Sol, was hired twice and fired once by the biographer. Sol was also put out of a house by his landlord, a karate instructor and friend of the author, so that the author could have his room. The author now lives in Sol’s old den, which required 20 hours of cleaning to make it habitable. Sol’s oppressor does not feel a shred of guilt, and has fond memories of Sol, whose idiot lot is a state of oppression.
They would play guitar—Sol, long hair, guitar, dirtball, and Tadpole, dreadlocks and he was a dirty fuck too—in front of Inchon John’s liquor store. I would see them all the time within a quarter mile of Hamilton and Harford, panhandling, flying signs, jamming on the guitar for spare change. That was their hustle. I saw all this while delivering pizza. I delivered pizza right next door to the other pizza shop, at the news stand and also, right across the street, there is a little door that goes up the steps to an upstairs office—not open to the public—they would have meetings and order food and you would call the phone and they’d let you in the door and you’d carry the food up the steps.
I did a lot of business up and down Harford Road, but that was the center of gravity and just down the street from the shop—good lunchtime trade.
Tadpole and Sol would panhandle and at the end of the day they would bring their bucket of change up to the pizza shop and the owner would give them greenbacks for it and they would high tail it up to the crack houses on Bayonne. You could look right out the window and see where they were going.
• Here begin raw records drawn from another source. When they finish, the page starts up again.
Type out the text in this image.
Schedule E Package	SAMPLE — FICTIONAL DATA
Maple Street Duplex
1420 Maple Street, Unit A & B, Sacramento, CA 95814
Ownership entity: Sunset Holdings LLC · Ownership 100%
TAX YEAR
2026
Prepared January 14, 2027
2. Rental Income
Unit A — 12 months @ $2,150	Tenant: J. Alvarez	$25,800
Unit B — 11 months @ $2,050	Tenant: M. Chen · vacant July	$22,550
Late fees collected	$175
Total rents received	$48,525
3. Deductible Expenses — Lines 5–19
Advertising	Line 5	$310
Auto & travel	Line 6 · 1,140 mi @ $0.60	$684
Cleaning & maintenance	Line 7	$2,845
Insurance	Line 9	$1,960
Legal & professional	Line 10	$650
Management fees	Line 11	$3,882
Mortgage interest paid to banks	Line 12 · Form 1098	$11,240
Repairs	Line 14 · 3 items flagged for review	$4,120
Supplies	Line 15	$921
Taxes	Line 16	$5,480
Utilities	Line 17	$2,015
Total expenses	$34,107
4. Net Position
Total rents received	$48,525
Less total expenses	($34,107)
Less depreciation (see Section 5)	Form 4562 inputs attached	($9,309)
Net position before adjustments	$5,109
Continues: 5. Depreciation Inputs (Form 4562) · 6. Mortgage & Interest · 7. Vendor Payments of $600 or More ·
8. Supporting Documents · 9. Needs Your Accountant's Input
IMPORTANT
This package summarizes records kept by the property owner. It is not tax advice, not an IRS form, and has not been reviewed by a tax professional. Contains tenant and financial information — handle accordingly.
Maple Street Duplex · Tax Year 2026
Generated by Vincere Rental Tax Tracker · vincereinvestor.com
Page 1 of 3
One time I was on a delivery and they were at Hamilton and Harford, panhandling with a little plastic bucket. Sol was playing the guitar and Tadpole was there. And some dindus come up and a dindu tries to rip it away and the change gets spilled and Sol is wielding his guitar like baaseball bat, but the dindu was getting out of the way, basically bumping and moving. There was some pushin’ and grappin’ between Tadpole and the other dindu and Sol came a runnin’ with the guitar and he ran off. They got on their knees while I was at the traffic light and were gathering up the change. No big deal to them, just the cost of doing business.
They were good buddies, panhandlin’ partners. They stunk like hell. Especially Tadpole—goddamn he stunk.